Attia’s repaired works speak of value, and the difference in values between western and non-western cultures, critiquing capitalism with its emphasis on insatiable consumption rather than repair. While the repaired object still holds value for many non-western cultures – the Japanese, for example, have a name for repaired pottery, kintsugi, repairing cracks with gold or silver so that they become a feature – western culture tends to see objects that are broken as disposable and not worth repairing. Imperfection renders an object valueless, an attitude that also permeates notions of physical beauty. To repair is an act of resistance to this cycle of consumerism, one of reclaiming and rejecting western cultural hegemony with its emphasis on the sterilised, unblemished perfection.

The stand-out piece of the exhibition, Hainamoration (2017), is composed of an ancient wooden double bird sculpture from the Sakalava people of Madagascar. Facing a double-sided mirror, the sculpture is both multiplied and divided. The sculptures are both reflections of one another and reflections of themselves. Drawn from Lacanian theory, the title is a portmanteau of enamouré (to be in love with) and haine (to hate), referring to the inextricable entwinement of love and hate. But the work also hints at the one-sided depictions of multiple histories, a connecting thread of many of Attia’s works.  
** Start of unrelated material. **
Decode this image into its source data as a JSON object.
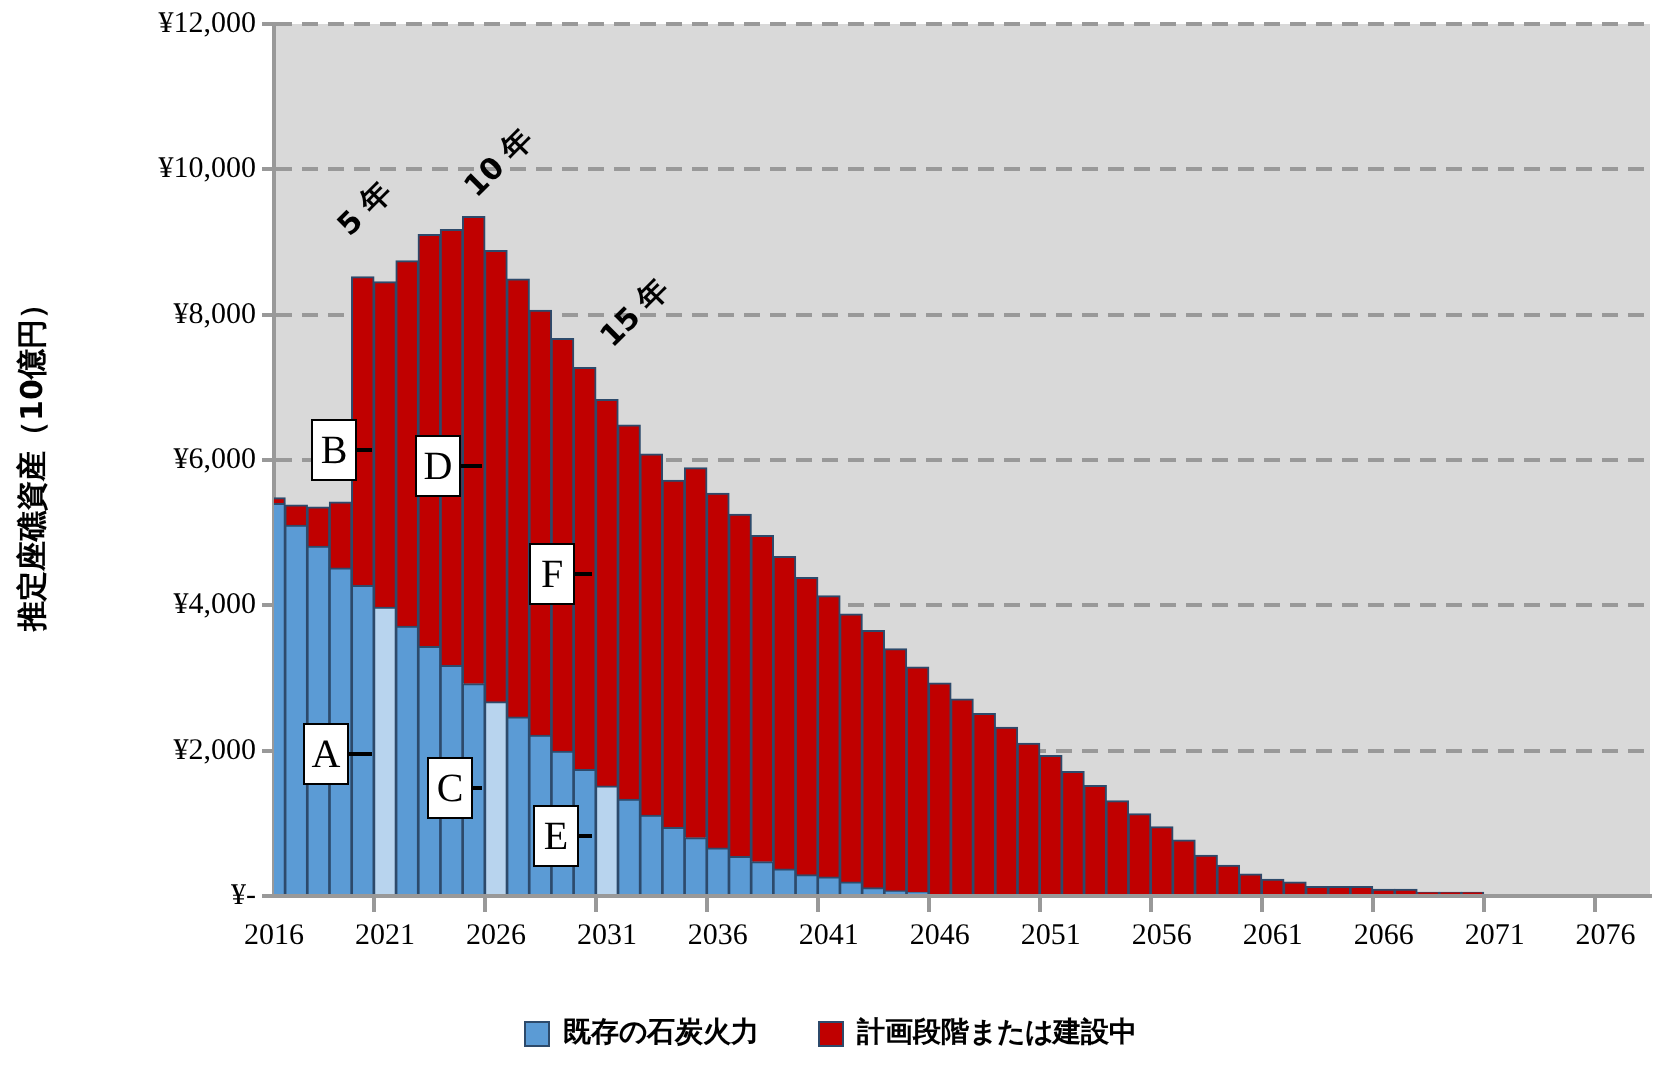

In French psychoanalyst Jacques Lacan’s theory, a child first gains self-awareness when seeing its reflection in a mirror, but this self-awareness remains incomplete due to the visual limitations of the mirror. The work is allegorical of western modernity’s singular viewpoint of itself and the cultures around it, precipitated by a historical amnesia that is, Attia once said, “The great tragedy of contemporary society”. Attia highlights these multiple histories – scarred, injured and broken – and symbolically repairs them in an act of healing, but also as an act of revealing and remembering.